The Government has announced that it intends to implement a new Health and Social Care Levy, on which MPs voted in the House of Commons on Wednesday 8th September. Below I have outlined my thoughts about this new levy, and my reasons for supporting the Government in the vote.
During the pandemic the country joined together to clap and cheer for our frontline NHS and social care workers. Even now you can find banners and posters still in place, celebrating and thanking the NHS for their service in an incredibly difficult period. However heartfelt and welcome these gestures are, they cannot pay the bills to keep the service running as we address the backlog created by Covid-19. So, the question must be asked, how do we fund the billions we all know we need for the NHS?

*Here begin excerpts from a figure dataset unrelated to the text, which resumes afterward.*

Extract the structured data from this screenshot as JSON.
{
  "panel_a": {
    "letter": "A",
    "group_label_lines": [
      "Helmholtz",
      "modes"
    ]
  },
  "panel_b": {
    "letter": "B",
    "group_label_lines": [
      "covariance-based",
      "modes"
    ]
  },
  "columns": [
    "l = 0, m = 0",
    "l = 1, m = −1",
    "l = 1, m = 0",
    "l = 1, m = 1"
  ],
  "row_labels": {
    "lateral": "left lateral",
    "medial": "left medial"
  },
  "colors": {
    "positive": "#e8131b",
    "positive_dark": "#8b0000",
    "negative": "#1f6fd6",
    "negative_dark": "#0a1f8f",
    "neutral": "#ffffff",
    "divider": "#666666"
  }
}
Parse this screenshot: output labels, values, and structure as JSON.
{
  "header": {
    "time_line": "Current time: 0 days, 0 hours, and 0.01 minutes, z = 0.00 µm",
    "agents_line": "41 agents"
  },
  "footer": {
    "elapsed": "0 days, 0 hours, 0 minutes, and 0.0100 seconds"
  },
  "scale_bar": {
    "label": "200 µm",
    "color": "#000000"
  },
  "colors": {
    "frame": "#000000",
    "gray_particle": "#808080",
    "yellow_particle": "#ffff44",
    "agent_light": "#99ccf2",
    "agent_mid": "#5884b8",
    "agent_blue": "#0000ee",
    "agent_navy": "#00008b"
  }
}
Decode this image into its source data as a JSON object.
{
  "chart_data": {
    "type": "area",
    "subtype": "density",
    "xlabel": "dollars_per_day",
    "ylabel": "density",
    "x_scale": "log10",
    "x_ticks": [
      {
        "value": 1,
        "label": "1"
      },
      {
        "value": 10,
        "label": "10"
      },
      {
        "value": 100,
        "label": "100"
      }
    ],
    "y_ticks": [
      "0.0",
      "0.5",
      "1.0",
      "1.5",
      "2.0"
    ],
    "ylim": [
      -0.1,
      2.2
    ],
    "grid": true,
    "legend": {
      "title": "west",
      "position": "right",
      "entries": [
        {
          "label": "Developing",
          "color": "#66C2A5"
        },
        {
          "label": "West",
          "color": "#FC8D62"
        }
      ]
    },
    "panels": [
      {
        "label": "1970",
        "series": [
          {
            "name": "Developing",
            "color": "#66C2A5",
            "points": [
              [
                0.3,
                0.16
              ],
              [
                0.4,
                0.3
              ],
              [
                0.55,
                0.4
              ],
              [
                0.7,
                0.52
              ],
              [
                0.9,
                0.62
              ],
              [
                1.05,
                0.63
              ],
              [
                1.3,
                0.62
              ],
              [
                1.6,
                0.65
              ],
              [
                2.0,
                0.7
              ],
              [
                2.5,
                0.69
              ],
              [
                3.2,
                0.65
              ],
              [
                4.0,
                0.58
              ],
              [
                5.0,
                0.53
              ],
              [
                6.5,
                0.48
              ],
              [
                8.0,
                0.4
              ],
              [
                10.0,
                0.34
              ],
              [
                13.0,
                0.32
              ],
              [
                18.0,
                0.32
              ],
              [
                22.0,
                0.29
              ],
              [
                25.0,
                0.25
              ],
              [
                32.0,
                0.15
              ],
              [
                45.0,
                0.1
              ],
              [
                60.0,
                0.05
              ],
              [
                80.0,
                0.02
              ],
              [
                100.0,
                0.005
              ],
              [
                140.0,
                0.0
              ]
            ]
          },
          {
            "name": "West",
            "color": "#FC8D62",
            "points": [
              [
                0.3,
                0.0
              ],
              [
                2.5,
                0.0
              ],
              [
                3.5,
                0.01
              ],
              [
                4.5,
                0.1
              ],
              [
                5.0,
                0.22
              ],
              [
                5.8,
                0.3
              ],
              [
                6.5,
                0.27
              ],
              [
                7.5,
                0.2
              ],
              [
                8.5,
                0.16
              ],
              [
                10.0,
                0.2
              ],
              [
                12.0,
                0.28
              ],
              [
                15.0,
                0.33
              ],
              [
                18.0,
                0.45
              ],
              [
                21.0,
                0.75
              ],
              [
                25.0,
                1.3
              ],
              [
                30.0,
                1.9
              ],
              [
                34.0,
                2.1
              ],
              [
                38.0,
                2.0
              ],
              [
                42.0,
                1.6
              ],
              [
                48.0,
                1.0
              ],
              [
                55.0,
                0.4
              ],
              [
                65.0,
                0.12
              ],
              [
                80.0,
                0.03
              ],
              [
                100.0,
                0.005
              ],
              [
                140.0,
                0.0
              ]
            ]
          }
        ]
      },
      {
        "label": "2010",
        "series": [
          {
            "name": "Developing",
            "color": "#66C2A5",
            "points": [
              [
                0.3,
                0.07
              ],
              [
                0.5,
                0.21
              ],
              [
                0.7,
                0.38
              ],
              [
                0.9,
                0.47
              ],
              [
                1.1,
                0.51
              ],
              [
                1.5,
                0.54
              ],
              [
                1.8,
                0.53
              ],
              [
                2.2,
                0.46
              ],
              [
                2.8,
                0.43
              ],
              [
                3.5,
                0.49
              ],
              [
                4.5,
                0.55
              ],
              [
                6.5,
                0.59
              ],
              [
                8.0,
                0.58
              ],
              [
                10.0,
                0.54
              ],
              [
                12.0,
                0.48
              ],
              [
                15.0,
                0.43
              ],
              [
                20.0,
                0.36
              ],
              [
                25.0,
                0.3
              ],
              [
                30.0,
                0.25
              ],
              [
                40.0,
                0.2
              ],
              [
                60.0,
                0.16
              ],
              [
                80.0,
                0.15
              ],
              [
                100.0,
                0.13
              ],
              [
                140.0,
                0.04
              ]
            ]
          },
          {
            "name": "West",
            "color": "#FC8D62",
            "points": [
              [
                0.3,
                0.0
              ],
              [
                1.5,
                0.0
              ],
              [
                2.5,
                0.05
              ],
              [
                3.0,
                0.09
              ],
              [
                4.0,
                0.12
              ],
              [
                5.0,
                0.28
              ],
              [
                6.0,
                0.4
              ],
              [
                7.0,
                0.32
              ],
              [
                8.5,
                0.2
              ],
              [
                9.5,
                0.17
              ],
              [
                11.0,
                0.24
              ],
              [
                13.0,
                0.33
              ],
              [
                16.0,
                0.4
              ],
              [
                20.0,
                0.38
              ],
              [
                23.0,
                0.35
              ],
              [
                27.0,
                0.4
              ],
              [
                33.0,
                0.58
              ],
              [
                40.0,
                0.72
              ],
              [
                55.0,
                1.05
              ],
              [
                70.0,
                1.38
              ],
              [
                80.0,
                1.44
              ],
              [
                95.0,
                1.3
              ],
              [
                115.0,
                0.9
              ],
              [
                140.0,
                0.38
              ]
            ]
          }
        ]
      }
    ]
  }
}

We could borrow the money, but this would be generationally unfair, passing the buck to future taxpayers when we all benefit today. Instead, the Prime Minister and Chancellor of the Exchequer have taken the tough but right decision to find the money through our taxes. Only three tax mechanisms could raise the kind of sums required: national insurance contributions (NICS), income tax, VAT. In the Conservative Party’s 2019 Manifesto each of these were static, but we have to be realistic about the fact that the pandemic has changed the world beyond recognition, with a particular impact on the country’s public finances. Our manifesto also promised sound public finances and it’s hard to see how we would be delivering this if we stuck these extra billions on the national credit card. So those suggesting wealth taxes, capital gains tax etc need to be honest about the huge shortfall this would leave.
Considering the three possible measures, VAT is de facto regressive and income tax is not applied to business so individuals would be looking at 2.5% on income tax instead of the levy rate of 1.25% shared with employers. By comparison, NICs is the credible, progressive option. For those who doubt this is progressive, the top 14% of earners will pay around half of the revenues. It will also apply to investment incomes and the earned incomes of those over 65.
The Health and Social Care Levy will raise £12bn per year to fund the urgent task of bearing down on the elective backlog, and finally means we can deliver the funding solution for social care that has eluded previous Governments of all colours. This policy is bold and decisive, yet fiscally fair. On the changes to social care, no proposal is perfect in every respect, but we have secured the future of our precious NHS and Social Care system, and those who think there are better options should spell out where they would find such a colossal sum of money.
Finally, as the son of a nurse and someone who frequently raises the issue of social care staff, we must remember these measures fund a 3% nurses pay award, and £500m to develop the social care workforce. Those on the frontline had our support in word during the pandemic, this levy will see us support them in deed.